Kıbrıs Türkleri için siyasal eşitliğin çok önemli olduğunun altını çizen KKTC Cumhurbaşkanı Talat, siyasi eşitliğin kendisini, yönetim ve güç paylaşımında gösterdiğini kaydetti. Talat, güç paylaşımı konusunda, egemenlik unsurunun da görüşüleceğini kaydetti. “Nasıl bir hükümet olacağının, federal hükümetlere bırakılacak yetki kadar önemli olmadığını” ifade eden Talat, “Önemli olan Kıbrıs Türk halkının kullanacağı yetkilerdir” dedi. Talat, güç bölüşümü ve federal düzeyde verilecek yetkilerle işe başladıklarını belirterek, “Zaten biz federal yetkileri tanımlayacağız sadece. Federal yetkileri tanımlayıp orada bırakacağız. Çünkü gerisi kurucu devletlerin yetkisi olacak” diye konuştu. “Bizim tezimiz Kıbrıs Türk halkının Kıbrıs Rum halkı ile siyasi eşitliğinin olması üzerine kuruludur” diyen Talat, Kıbrıs Türk devleti ile Kıbrıs Rum devletinin eşit statüsünün önemli olduğunu söyledi. Talat, “Bizim en hassas olduğumuz konu iki halkın siyasi eşitliğidir... Siyasi eşitlik halklar arasında olacak, devletler arasında olacak olan eşit statüdür” dedi.
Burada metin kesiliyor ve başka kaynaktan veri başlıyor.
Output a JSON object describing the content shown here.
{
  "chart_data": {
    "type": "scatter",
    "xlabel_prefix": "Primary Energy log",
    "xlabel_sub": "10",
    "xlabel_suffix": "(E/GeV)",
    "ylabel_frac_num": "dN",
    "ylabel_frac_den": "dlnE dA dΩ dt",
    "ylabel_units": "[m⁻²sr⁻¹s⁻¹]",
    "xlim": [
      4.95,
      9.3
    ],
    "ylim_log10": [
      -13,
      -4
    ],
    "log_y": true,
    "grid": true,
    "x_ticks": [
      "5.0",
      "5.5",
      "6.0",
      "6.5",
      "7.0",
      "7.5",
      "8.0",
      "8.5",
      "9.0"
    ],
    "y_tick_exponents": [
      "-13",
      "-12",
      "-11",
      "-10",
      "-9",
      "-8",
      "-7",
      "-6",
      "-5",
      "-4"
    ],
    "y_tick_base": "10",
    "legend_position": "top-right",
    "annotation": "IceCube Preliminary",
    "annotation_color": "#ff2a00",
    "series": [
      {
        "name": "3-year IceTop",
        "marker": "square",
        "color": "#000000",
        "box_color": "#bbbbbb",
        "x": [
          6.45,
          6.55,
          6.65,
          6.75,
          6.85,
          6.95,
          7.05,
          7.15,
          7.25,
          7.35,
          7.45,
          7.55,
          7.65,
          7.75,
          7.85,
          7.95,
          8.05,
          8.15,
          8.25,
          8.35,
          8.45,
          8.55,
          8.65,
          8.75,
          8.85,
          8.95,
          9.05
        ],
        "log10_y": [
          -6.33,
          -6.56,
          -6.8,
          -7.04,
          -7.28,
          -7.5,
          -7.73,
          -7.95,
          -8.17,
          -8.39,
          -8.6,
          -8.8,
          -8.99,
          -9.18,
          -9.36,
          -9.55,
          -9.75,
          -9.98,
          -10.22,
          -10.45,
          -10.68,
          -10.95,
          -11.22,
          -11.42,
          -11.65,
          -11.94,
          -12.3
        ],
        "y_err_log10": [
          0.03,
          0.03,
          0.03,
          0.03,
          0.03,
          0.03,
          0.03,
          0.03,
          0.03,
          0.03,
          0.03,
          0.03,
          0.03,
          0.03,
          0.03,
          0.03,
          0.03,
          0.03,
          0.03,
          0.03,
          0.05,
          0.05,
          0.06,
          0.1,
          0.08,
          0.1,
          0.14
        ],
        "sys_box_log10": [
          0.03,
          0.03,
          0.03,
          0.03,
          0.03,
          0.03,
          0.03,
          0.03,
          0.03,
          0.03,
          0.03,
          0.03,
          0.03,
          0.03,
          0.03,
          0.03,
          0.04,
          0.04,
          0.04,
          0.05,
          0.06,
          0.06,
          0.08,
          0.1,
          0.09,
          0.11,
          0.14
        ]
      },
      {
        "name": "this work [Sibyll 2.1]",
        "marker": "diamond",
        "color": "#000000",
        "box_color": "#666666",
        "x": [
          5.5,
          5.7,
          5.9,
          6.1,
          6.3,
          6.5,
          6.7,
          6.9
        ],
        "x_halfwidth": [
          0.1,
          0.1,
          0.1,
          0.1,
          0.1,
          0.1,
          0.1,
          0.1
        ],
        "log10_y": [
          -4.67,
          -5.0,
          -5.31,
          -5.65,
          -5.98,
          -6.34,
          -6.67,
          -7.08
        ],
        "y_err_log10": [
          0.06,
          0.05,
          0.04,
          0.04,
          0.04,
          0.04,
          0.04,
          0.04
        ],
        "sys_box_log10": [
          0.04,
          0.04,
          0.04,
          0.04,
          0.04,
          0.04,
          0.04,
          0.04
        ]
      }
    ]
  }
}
Rum basınının bir kısmı KKTC Cumhurbaşkanı Talat’ın açıklamalarını, ’Türkler konfederasyonda ısrarlı, zayıf bir merkezi yönetim ve Kıbrıs Türkü’ne eşitlik isteniyor’, diye tepkisel bir bakış açısıyla Rum kamuoyuna yansıttı.
Gelinen noktada KKTC Cumhurbaşkanı Talat’ın her fırsatta ayrı halklardan bahsetmesi,halkların eşitliğini vurgulaması çok önemli gelişmelerdir. Ayrı halkların self determinasyon hakkının olduğu açıktır. Ayrı halkların kendi devletlerini kurarak kendi kendilerini yönetme, anlaşma yapma veya yapmama hakları olduğu evrensel boyutta kabul görmektedir. Netice itibarıyla KKTC Cumhurbaşkanı Talat kavramların arkasına saklanmayı yeğlese de, üstü kapalı olarak Kıbrıs Türkü’nün kendi hür iradesiyle kurduğu KKTC’nin Güney Kıbrıs’taki Rum devletiyle eşit statüde olacağı bir anlaşmayı öngörmektedir. Bana göre Kıbrıs Türk halkının eşitliğinden bahsetmek demek aynı zamanda da bu halkın kurduğu KKTC’nin eşitliğinden bahsetmek demektir.
Bana sorarsanız KKTC Cumhurbaşkanı Talat Rum’u yeniden tanımaya, keşfetmeye ve gerçek yüzlerini görmeye, adayı bir Elen adasına çevirme niyetlerini anlamaya başlamıştır. KKTC Cumhurbaşkanı Talat’ın, Kosova ile Güney Osetya ve Abhazya olaylarına üstü kapalı gönderme yaparak, “Onlar (Rumlar) açısından da, dünyamızdaki gelişmeler dikkate alındığında, hiç istemedikleri, çok korktukları gelişmeler kapının arkasına gelebilir” söylemi Rum’u tehditten çok, müzakerelerin başarısızlığı sonrası bazı hazırlıklarımızın varlığına dikkat çekmektir.
KKTC Cumhurbaşkanı Talat; Hristofyas’ın kendi milli çıkarları söz konusu olduğunda ’yoldaş-moldaş’dinlemediğini yaşayarak görmektedir. Prensipte görüşmeyi kabul ettiği tek egemenlik, tek yurttaşlık, tek temsiliyet konularının aslında bizi Rum’a yama yapmakla eşit olduğunu yaşayarak anlamaktadır. KKTC Cumhurbaşkanı Talat’ın kelime ve kavramların arkasına sığınmadan ’iki devlete dayalı çözümü’açık bir yüreklilikle -devletten kastımız eyalet olmayan, egemen KKTC- savunacağı günler bence yakındır. Bu doğrultuda Kıbrıs Türkü’nün kazanılmış haklarını savunan, egemen devletine sahip çıkan bir Cumhurbaşkanı’na desteğimiz sınırsız olacaktır.